4. The higher education student cohorts are getting more diverse
Higher education institutions are more diverse today than they have ever been. This higher education trend started sometime in the 1990s and has been growing in leaps and bounds since then. Today, educators are acknowledging the immense value of ethnic and racial diversity on campuses. They are striving to actively break down long-held barriers and achieve diversity. This is not only in the classrooms but also in their teaching faculty and administration.
5. Higher number of non-traditional students in the classroom
This is one of the more interesting and unexpected trends in higher education. Traditionally, university and college students were typically eighteen to twenty-four year old’s. They applied to college immediately after graduating from high school, enrolled in full-time classes, and completed their degree in four years. Most were supported by their parents either wholly or partially. Today’s college landscape is vastly different.

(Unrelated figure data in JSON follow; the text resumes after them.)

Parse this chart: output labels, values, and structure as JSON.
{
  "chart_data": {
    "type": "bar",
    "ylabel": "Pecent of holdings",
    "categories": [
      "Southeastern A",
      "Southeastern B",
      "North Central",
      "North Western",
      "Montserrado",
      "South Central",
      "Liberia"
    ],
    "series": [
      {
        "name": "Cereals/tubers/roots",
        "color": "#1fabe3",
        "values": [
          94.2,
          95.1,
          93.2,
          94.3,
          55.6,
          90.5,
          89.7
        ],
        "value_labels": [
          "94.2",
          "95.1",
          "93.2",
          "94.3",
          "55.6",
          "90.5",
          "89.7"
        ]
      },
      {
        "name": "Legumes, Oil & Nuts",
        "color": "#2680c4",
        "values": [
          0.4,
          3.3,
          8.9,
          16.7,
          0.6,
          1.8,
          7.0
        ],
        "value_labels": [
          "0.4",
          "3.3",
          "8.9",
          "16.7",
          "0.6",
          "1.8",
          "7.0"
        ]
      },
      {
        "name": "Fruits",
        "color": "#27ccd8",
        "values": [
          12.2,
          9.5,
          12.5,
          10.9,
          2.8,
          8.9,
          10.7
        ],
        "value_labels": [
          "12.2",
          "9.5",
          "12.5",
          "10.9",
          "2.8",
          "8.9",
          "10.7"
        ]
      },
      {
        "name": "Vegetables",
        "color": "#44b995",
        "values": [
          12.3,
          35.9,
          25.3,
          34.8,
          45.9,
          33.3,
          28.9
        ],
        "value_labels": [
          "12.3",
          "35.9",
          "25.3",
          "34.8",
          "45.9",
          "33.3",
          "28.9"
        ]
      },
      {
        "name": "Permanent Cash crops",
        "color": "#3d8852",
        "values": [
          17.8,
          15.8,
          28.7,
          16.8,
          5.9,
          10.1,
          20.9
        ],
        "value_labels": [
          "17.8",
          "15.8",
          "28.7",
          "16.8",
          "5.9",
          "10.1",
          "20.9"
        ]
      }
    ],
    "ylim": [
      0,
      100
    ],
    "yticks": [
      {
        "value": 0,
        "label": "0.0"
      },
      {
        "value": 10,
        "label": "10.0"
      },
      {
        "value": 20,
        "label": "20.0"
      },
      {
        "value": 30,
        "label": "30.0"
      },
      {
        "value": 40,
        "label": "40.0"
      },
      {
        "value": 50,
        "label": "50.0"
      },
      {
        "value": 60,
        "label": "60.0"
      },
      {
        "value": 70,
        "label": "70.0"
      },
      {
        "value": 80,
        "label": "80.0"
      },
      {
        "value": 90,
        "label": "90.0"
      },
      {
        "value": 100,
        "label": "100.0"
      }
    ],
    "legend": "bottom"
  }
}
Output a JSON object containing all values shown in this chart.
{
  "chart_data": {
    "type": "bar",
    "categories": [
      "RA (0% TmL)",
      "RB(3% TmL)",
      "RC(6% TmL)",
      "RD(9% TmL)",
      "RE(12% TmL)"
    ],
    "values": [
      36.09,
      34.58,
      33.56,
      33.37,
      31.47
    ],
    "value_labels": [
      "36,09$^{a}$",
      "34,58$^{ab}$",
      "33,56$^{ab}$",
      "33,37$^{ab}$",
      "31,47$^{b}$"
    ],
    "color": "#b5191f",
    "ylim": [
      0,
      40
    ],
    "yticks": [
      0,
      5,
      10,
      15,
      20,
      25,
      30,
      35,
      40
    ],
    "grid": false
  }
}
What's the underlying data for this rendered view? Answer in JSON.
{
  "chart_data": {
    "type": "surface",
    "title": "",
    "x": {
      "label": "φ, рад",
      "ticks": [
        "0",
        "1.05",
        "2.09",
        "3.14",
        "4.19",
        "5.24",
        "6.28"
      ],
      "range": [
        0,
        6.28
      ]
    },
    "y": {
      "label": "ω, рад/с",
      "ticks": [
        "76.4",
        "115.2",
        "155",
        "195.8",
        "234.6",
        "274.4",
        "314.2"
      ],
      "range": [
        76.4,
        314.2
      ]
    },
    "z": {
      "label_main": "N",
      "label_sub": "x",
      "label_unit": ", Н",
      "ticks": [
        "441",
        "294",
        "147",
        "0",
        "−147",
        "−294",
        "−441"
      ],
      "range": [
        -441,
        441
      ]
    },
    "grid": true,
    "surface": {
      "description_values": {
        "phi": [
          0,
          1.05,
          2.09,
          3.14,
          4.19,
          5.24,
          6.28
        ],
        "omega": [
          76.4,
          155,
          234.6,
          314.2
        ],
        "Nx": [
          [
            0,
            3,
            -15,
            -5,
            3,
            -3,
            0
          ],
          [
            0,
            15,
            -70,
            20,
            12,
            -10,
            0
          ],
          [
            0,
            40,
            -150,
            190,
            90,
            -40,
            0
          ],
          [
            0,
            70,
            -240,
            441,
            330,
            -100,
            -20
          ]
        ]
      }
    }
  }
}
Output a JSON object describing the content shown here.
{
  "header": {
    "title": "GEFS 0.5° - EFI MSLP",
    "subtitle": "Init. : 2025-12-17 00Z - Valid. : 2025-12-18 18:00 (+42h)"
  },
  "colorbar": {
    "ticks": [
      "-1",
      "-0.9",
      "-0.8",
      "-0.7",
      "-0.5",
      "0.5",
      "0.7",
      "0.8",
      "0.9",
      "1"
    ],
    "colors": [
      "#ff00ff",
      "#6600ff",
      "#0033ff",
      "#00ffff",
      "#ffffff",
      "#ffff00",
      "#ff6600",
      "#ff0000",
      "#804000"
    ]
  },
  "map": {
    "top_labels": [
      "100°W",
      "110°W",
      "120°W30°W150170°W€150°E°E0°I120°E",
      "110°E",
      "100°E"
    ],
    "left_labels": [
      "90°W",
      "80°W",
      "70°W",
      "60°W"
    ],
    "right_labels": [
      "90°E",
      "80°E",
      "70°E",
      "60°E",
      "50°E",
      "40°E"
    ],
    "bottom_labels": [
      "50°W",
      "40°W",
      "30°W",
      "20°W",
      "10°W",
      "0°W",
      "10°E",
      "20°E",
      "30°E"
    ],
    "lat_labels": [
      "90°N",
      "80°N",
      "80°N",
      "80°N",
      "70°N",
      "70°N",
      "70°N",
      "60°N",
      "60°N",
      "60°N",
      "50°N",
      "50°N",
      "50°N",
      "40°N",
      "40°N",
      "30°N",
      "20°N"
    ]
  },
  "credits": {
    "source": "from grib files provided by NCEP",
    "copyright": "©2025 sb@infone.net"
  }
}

Many individuals are returning to college to complete their degree after taking a break either to start a family or earn an income and become financially independent. They are much older than traditional students and are paying their own way through college. They are also juggling multiple personal and professional commitments while working towards their degree. The number of nontraditional students in the classroom is expected to keep increasing.
6. Increased awareness of the importance of mental health
Mental health was something nobody discussed on campuses until just a few years ago. The National Center for Education Statistics conducted several surveys and the results were alarming. Their studies indicated that a large number of students struggled with various types of mental illnesses with no one to turn to for help. Some of the mental health issues college students experienced ranged from anxiety, depression and addition to eating disorders and suicide.
Today, colleges and universities are working with mental health experts. Together they’ve to come up with various resources and approaches to help students struggling with mental health issues. This may be in the form of panel discussions, lectures by visiting mental health professionals, videos and even role-playing. These efforts have paid off big time as later studies show a huge improvement in students’ emotional well-being.